Rompf, et al.’s transformation rules make use of their type system to ensure that all effects are appropriately captured and chained when dealing with multiple continuations. Whenever a Shift object is used in the source code, we perform the monadic mapping that applies the continuation as described above. So for an expression e of type A and continuation effects B, C, we map all instances of its continuation variable to be invoked in the surrounding context r:

These transformations are implicitly performed at compile time, producing code equivalent to that written by hand using the Shift object. The only overhead comes from potential optimizations that the user could have made in a manual direct implementation.

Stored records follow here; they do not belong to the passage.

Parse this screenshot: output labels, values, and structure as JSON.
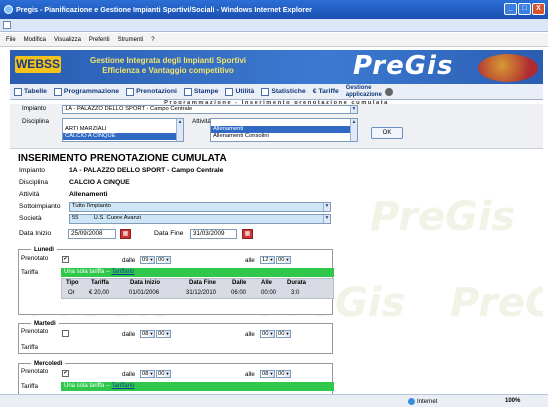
{
  "window": {
    "title": "Pregis - Pianificazione e Gestione Impianti Sportivi/Sociali - Windows Internet Explorer",
    "close": "X",
    "minimize": "_",
    "restore": "□"
  },
  "menu": [
    "File",
    "Modifica",
    "Visualizza",
    "Preferiti",
    "Strumenti",
    "?"
  ],
  "banner": {
    "logo": "WEBSS",
    "tagline_line1": "Gestione Integrata degli Impianti Sportivi",
    "tagline_line2": "Efficienza e Vantaggio competitivo",
    "brand": "PreGis"
  },
  "toolbar": {
    "tabelle": "Tabelle",
    "programmazione": "Programmazione",
    "prenotazioni": "Prenotazioni",
    "stampe": "Stampe",
    "utilita": "Utilità",
    "statistiche": "Statistiche",
    "tariffe": "Tariffe",
    "gestione_line1": "Gestione",
    "gestione_line2": "applicazione"
  },
  "subheader": "Programmazione - Inserimento prenotazione cumulata",
  "filters": {
    "impianto_label": "Impianto",
    "impianto_value": "1A - PALAZZO DELLO SPORT - Campo Centrale",
    "disciplina_label": "Disciplina",
    "disciplina_options": [
      "",
      "ARTI MARZIALI",
      "CALCIO A CINQUE"
    ],
    "attivita_label": "Attività",
    "attivita_options": [
      "",
      "Allenamenti",
      "Allenamenti Consolini"
    ],
    "ok": "OK"
  },
  "form": {
    "title": "INSERIMENTO PRENOTAZIONE CUMULATA",
    "impianto_label": "Impianto",
    "impianto": "1A - PALAZZO DELLO SPORT - Campo Centrale",
    "disciplina_label": "Disciplina",
    "disciplina": "CALCIO A CINQUE",
    "attivita_label": "Attività",
    "attivita": "Allenamenti",
    "sottoimpianto_label": "Sottoimpianto",
    "sottoimpianto": "Tutto l'impianto",
    "societa_label": "Società",
    "societa_code": "55",
    "societa_name": "U.S. Cuore Avanzi",
    "data_inizio_label": "Data Inizio",
    "data_inizio": "25/09/2008",
    "data_fine_label": "Data Fine",
    "data_fine": "31/03/2009"
  },
  "days": [
    {
      "name": "Lunedì",
      "prenotato_label": "Prenotato",
      "checked": "✔",
      "dalle_label": "dalle",
      "dalle_h": "09",
      "dalle_m": "00",
      "alle_label": "alle",
      "alle_h": "12",
      "alle_m": "00",
      "tariffa_label": "Tariffa",
      "tariffa_text": "Una sola tariffa --",
      "tariffa_link": "Tariffario",
      "table_headers": [
        "Tipo",
        "Tariffa",
        "Data Inizio",
        "Data Fine",
        "Dalle",
        "Alle",
        "Durata"
      ],
      "table_row": [
        "Or",
        "€ 20,00",
        "01/01/2006",
        "31/12/2010",
        "06:00",
        "00:00",
        "3:0"
      ]
    },
    {
      "name": "Martedì",
      "prenotato_label": "Prenotato",
      "checked": "",
      "dalle_label": "dalle",
      "dalle_h": "08",
      "dalle_m": "00",
      "alle_label": "alle",
      "alle_h": "00",
      "alle_m": "00",
      "tariffa_label": "Tariffa"
    },
    {
      "name": "Mercoledì",
      "prenotato_label": "Prenotato",
      "checked": "✔",
      "dalle_label": "dalle",
      "dalle_h": "08",
      "dalle_m": "00",
      "alle_label": "alle",
      "alle_h": "08",
      "alle_m": "00",
      "tariffa_label": "Tariffa",
      "tariffa_text": "Una sola tariffa --",
      "tariffa_link": "Tariffario"
    }
  ],
  "status": {
    "zone": "Internet",
    "zoom": "100%"
  },
  "colors": {
    "accent": "#2a5db2",
    "green": "#2fc84a",
    "selection": "#316ac5"
  }
}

The result is a continuation system that outperformed contemporary continuations systems on the JVM. Moreover, when benchmarked against programs that use lists and streams instead of delimited continuations, Rompf et al’s implementation ran at comparable speeds, while dealing with memory constraints better. In comparison, Kiselyov only compares his implementation with undelimited continuations, which indeed yields better results, but does not serve as a proper frame of reference.

It’s OK to modify the compiler

Kiselyov criticizes Rompf, et al’s implementation “[requiring] modifying the compiler or the run-time, or both.” The argument to be made here is that Kiselyov’s library is compatible with all OCaml code ‘out-of-the-box’. However, this makes it seem as if Rompf, et al. provide a new version of the Scala compiler when in fact they use an API for implementing plugins directly available to the user. Installing such plugins is straightforward and once installed makes continuations compatible with other Scala code. The restriction does remain that without the plugin any libraries with continuations are unusable.

Extending to other programming languages

Kiselyov markets his approach as universal, but only for languages that implement exceptions and expose stack inspection. This greatly limits the languages that can take advantage of his scAPI. Take Rust, which doesn’t support inspection and therefore implementing Kiselyov’s approach in this language would be unfeasible. Rompf, et al.’s implementation on the other hand could very feasibly be implemented directly in Rust using procedural macros. These offer very powerful code transformations that can check for the appropriate typing as defined in the paper. This is further done without having to write a single line of foreign code.

In conclusion, we can liken Kiselyov’s OCaml implementation as using a crowbar to open the front door, whereas Rompf, et al. use the back-door key to get in. The front door is accessible to everyone but using a crowbar naturally has its costs. Instead, using the back-door and modifying the compiler in an intended manner, yields a much better implementation of delimited continuations.